70歳代を迎え、夫婦二人の老後生活について具体的に考え始める方も多いのではないでしょうか。2026年を迎え、将来の生活設計を改めて見直す良い機会かもしれません。
この記事では、70歳代の平均的な貯蓄額や年金の受給実態、そして高齢者世帯の家計収支について、公的なデータを基に詳しく解説します。また、2025年の年金制度改正が働き方に与える影響にも触れていきます。
1. 70歳代・二人以上世帯の貯蓄事情|平均と中央値はいくら?
J-FLEC(金融経済教育推進機構)「家計の金融行動に関する世論調査(2025年)」の「70歳代・二人以上世帯の金融資産保有額(金融資産を保有していない世帯を含む)」をグラフを交えて確認していきます。

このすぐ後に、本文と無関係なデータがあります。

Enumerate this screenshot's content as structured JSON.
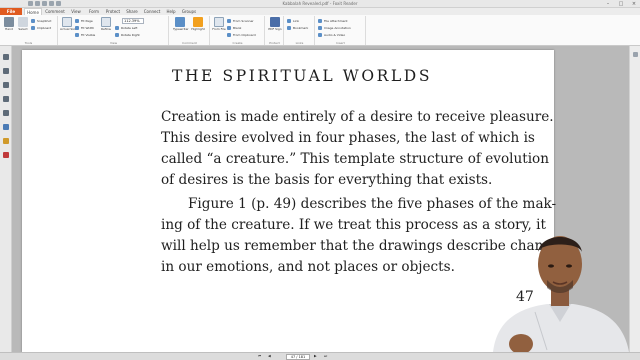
{
  "window": {
    "title": "Kabbalah Revealed.pdf - Foxit Reader"
  },
  "menu": {
    "file_tab": "File",
    "tabs": [
      "Home",
      "Comment",
      "View",
      "Form",
      "Protect",
      "Share",
      "Connect",
      "Help",
      "Groups"
    ]
  },
  "ribbon": {
    "tools": {
      "hand": "Hand",
      "select": "Select",
      "snapshot": "SnapShot",
      "clipboard": "Clipboard",
      "label": "Tools"
    },
    "view": {
      "actual_size": "Actual Size",
      "fit_page": "Fit Page",
      "fit_width": "Fit Width",
      "fit_visible": "Fit Visible",
      "reflow": "Reflow",
      "zoom_value": "112.39%",
      "rotate_left": "Rotate Left",
      "rotate_right": "Rotate Right",
      "label": "View"
    },
    "comment": {
      "typewriter": "Typewriter",
      "highlight": "Highlight",
      "label": "Comment"
    },
    "create": {
      "from_file": "From File",
      "from_scanner": "From Scanner",
      "blank": "Blank",
      "from_clipboard": "From Clipboard",
      "label": "Create"
    },
    "protect": {
      "pdf_sign": "PDF Sign",
      "label": "Protect"
    },
    "links": {
      "link": "Link",
      "bookmark": "Bookmark",
      "label": "Links"
    },
    "insert": {
      "file_attachment": "File Attachment",
      "image_annotation": "Image Annotation",
      "audio_video": "Audio & Video",
      "label": "Insert"
    }
  },
  "document": {
    "heading": "THE SPIRITUAL WORLDS",
    "paragraph1": [
      "Creation is made entirely of a desire to receive pleasure.",
      "This desire evolved in four phases, the last of which is",
      "called “a creature.” This template structure of evolution",
      "of desires is the basis for everything that exists."
    ],
    "paragraph2": [
      "Figure 1 (p. 49) describes the five phases of the mak-",
      "ing of the creature. If we treat this process as a story, it",
      "will help us remember that the drawings describe changes",
      "in our emotions, and not places or objects."
    ],
    "page_number": "47"
  },
  "status": {
    "page_field": "47 / 181"
  },
  "colors": {
    "file_tab": "#e05a1f",
    "accent": "#5b8fc7",
    "highlight": "#f2a01e"
  }
}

※金融資産保有額には、預貯金以外に株式や投資信託、生命保険なども含まれます。また、日常的な出し入れ・引落しに備えている普通預金残高は含まれません。
「70歳代・二人以上世帯」の平均貯蓄額は2416万円ですが、この数字は一部の富裕層によって押し上げられており、実際の生活水準とは乖離している可能性があります。

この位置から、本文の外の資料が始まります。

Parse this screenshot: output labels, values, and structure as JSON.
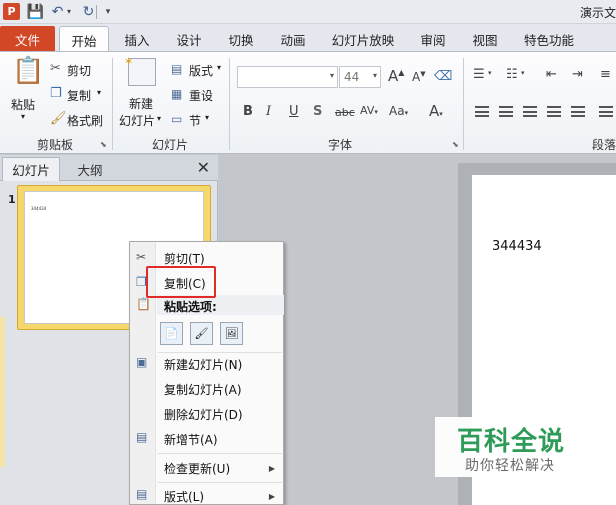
{
  "window": {
    "app_badge": "P",
    "title": "演示文"
  },
  "tabs": [
    "文件",
    "开始",
    "插入",
    "设计",
    "切换",
    "动画",
    "幻灯片放映",
    "审阅",
    "视图",
    "特色功能"
  ],
  "ribbon": {
    "clipboard": {
      "paste_label": "粘贴",
      "cut_label": "剪切",
      "copy_label": "复制",
      "format_painter_label": "格式刷",
      "group_label": "剪贴板"
    },
    "slides": {
      "new_slide_line1": "新建",
      "new_slide_line2": "幻灯片",
      "layout_label": "版式",
      "reset_label": "重设",
      "section_label": "节",
      "group_label": "幻灯片"
    },
    "font": {
      "font_name_value": "",
      "font_size_value": "44",
      "bold": "B",
      "italic": "I",
      "underline": "U",
      "shadow": "S",
      "strike": "abc",
      "spacing": "AV",
      "case": "Aa",
      "color": "A",
      "grow": "A",
      "shrink": "A",
      "group_label": "字体"
    },
    "paragraph": {
      "group_label": "段落"
    }
  },
  "panel": {
    "tab_slides": "幻灯片",
    "tab_outline": "大纲",
    "close": "✕",
    "thumb_number": "1",
    "thumb_text": "344434"
  },
  "slide": {
    "text": "344434"
  },
  "context_menu": {
    "cut": "剪切(T)",
    "copy": "复制(C)",
    "paste_options": "粘贴选项:",
    "new_slide": "新建幻灯片(N)",
    "duplicate_slide": "复制幻灯片(A)",
    "delete_slide": "删除幻灯片(D)",
    "add_section": "新增节(A)",
    "check_updates": "检查更新(U)",
    "layout": "版式(L)"
  },
  "watermark": {
    "title": "百科全说",
    "subtitle": "助你轻松解决"
  },
  "colors": {
    "file_tab": "#d24726",
    "highlight": "#e12a2a",
    "watermark": "#2e9b58",
    "thumb_frame": "#f6d76a"
  }
}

より実態に近いとされる中央値は1178万円であり、多くの世帯の貯蓄額がこの水準に集中していることがうかがえます。
世帯ごとの貯蓄額分布は以下のとおりです。
- 金融資産非保有:10.9%
- 100万円未満:4.5%
- 100~200万円未満:5.1%
- 200~300万円未満:3.7%
- 300~400万円未満:3.9%
- 400~500万円未満:2.9%
- 500~700万円未満:6.4%
- 700~1000万円未満:6.7%
- 1000~1500万円未満:11.1%
- 1500~2000万円未満:6.7%
- 2000~3000万円未満:12.3%
- 3000万円以上:25.2%
70歳代・二人以上世帯の中で最も多いのは、3000万円以上の貯蓄を持つ世帯で、全体の25.2%を占めています。一方で、金融資産を保有していない「貯蓄0円」の世帯も10.9%存在しており、世帯間の資産状況には大きな差があることがわかります。

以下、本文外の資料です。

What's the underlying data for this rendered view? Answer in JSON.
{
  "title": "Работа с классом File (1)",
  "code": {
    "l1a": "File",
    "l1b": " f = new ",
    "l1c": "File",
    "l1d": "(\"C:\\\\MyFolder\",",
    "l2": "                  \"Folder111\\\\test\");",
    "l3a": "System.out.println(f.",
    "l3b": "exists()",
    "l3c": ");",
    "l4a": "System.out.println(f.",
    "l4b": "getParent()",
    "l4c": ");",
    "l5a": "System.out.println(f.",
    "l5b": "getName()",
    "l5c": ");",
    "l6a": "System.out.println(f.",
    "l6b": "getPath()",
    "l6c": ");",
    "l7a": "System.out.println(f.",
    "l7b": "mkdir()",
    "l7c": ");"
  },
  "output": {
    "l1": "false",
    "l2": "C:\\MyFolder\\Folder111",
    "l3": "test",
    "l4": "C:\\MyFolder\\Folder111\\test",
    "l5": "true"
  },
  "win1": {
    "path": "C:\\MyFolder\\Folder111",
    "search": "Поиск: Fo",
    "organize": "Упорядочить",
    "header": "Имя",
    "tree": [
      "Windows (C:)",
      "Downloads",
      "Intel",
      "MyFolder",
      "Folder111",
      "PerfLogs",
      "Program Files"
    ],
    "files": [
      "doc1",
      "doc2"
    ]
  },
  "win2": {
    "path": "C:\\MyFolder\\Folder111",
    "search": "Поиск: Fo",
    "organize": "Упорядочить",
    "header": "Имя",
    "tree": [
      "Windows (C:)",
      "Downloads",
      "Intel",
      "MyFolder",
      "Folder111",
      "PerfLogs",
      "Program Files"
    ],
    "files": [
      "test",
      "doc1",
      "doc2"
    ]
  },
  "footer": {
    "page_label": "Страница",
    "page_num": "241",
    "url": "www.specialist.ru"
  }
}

このように、貯蓄額は退職金や収入履歴、相続、健康状態などによって大きく異なり、公的年金の受給額も現役時代の加入状況により個人差があります。貯蓄が少ない世帯にとっては、年金収入だけで生活を維持するのが難しいケースもあるでしょう。
老後の安定には、世帯の状況に応じた生活設計が欠かせません。たとえば、健康なうちはパートなどで収入を得たり、不動産や投資による副収入を検討したりと、早めの準備が安心につながります。